Our being together that night was filled with a kind of a great calm that I had never known to be possible, a peace of the soul. The street lamps projected shadows of branches on the ceiling, shadows of a midsummer night's dream. Nothing was in any way ordinary. This night was so rich. Nothing in the world; not the Ogarkov Plan, not nuclear rivalry, not communism, not capitalism, nor anything else appeared in any way significant, compared to the great good that was unfolding. Steve was right, life demands that we live it completely, just as love demands that we love ourselves unreservedly in the highest sense possible, and envelop one another in that love,
and in the sparkle of the joy of it.
This kind of love was unfolding till sleep came upon us. We were discovering in one another the beauty that we found in our soul and in one another. This was the jewel that we embraced in our sharing, an aspect of
the great good, something rare and precious.

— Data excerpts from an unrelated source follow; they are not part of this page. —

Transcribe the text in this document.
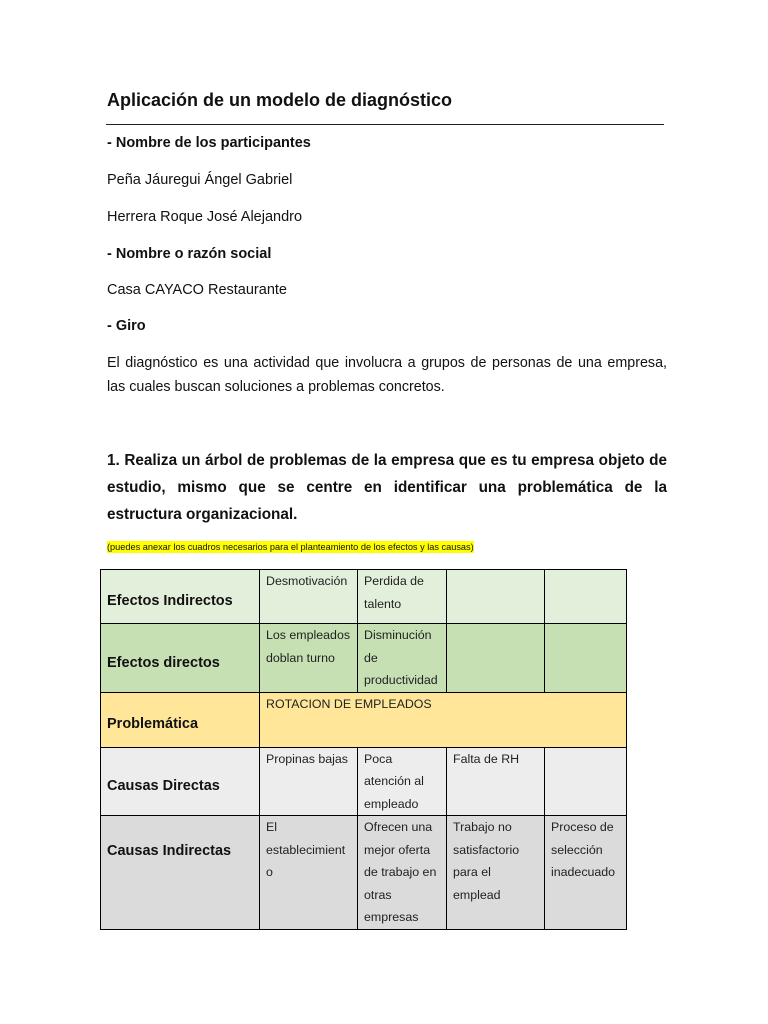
Aplicación de un modelo de diagnóstico
- Nombre de los participantes
Peña Jáuregui Ángel Gabriel
Herrera Roque José Alejandro
- Nombre o razón social
Casa CAYACO Restaurante
- Giro
El diagnóstico es una actividad que involucra a grupos de personas de una empresa, las cuales buscan soluciones a problemas concretos.
1. Realiza un árbol de problemas de la empresa que es tu empresa objeto de estudio, mismo que se centre en identificar una problemática de la estructura organizacional.
(puedes anexar los cuadros necesarios para el planteamiento de los efectos y las causas)
Efectos Indirectos	Desmotivación	Perdida de talento		
Efectos directos	Los empleados doblan turno	Disminución de productividad		
Problemática	ROTACION DE EMPLEADOS			
Causas Directas	Propinas bajas	Poca atención al empleado	Falta de RH	
Causas Indirectas	El establecimient o	Ofrecen una mejor oferta de trabajo en otras empresas	Trabajo no satisfactorio para el emplead	Proceso de selección inadecuado
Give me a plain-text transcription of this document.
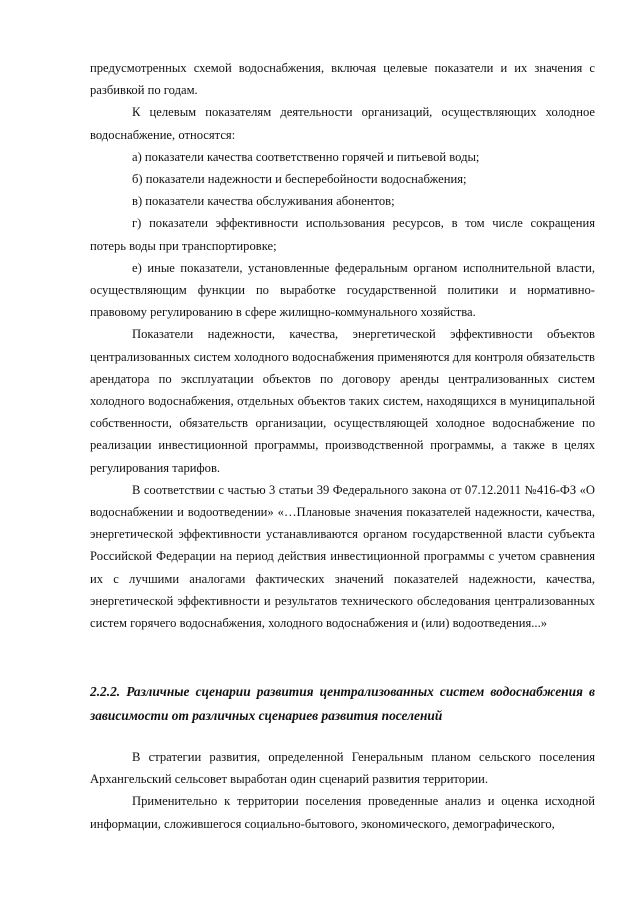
предусмотренных схемой водоснабжения, включая целевые показатели и их значения с разбивкой по годам.

К целевым показателям деятельности организаций, осуществляющих холодное водоснабжение, относятся:

а) показатели качества соответственно горячей и питьевой воды;

б) показатели надежности и бесперебойности водоснабжения;

в) показатели качества обслуживания абонентов;

г) показатели эффективности использования ресурсов, в том числе сокращения потерь воды при транспортировке;

е) иные показатели, установленные федеральным органом исполнительной власти, осуществляющим функции по выработке государственной политики и нормативно-правовому регулированию в сфере жилищно-коммунального хозяйства.

Показатели надежности, качества, энергетической эффективности объектов централизованных систем холодного водоснабжения применяются для контроля обязательств арендатора по эксплуатации объектов по договору аренды централизованных систем холодного водоснабжения, отдельных объектов таких систем, находящихся в муниципальной собственности, обязательств организации, осуществляющей холодное водоснабжение по реализации инвестиционной программы, производственной программы, а также в целях регулирования тарифов.

В соответствии с частью 3 статьи 39 Федерального закона от 07.12.2011 №416-ФЗ «О водоснабжении и водоотведении» «…Плановые значения показателей надежности, качества, энергетической эффективности устанавливаются органом государственной власти субъекта Российской Федерации на период действия инвестиционной программы с учетом сравнения их с лучшими аналогами фактических значений показателей надежности, качества, энергетической эффективности и результатов технического обследования централизованных систем горячего водоснабжения, холодного водоснабжения и (или) водоотведения...»

2.2.2. Различные сценарии развития централизованных систем водоснабжения в зависимости от различных сценариев развития поселений

В стратегии развития, определенной Генеральным планом сельского поселения Архангельский сельсовет выработан один сценарий развития территории.

Применительно к территории поселения проведенные анализ и оценка исходной информации, сложившегося социально-бытового, экономического, демографического,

Naturally, an atmosphere like that is not conducive to sleeping. I was immensely grateful for her; grateful that she exists, and that Steve exists. Helen's version of the flower garden came to mind; a grateful heart a garden is, in which there's always room, for every lovely God-like grace to come to perfect bloom. I loved the magic of that realization, and the magic seemed true;
but with it the border to sleep was easily crossed. This border falls away as a
border when the reality seems as beautiful and magical as a dream, and more so than any dream could ever be, as it so happened that night.
I woke the next morning to a gentle kiss, accompanied by the most beautiful smile and the unmistakable aroma of freshly brewed coffee. Steve was already up and dressed when we came into the living room. He had breakfast ready. There were freshly baked buns on the table, still hot from the bake shop, wrapped in a cloth, a whole basket full.
As we joined Steve at the table, he got up and closed the curtains to block the sunshine that was streaming through the open window.
"Now what is that supposed to mean?" Ushi asked.
Steve stood by the window and grinned. "You should look at each other," he said and began to laugh, "you are both beaming like a light bulb, no, like a sun. It's getting too bright in here."
"Oh, you!" Ushi protested, "please open the curtains again."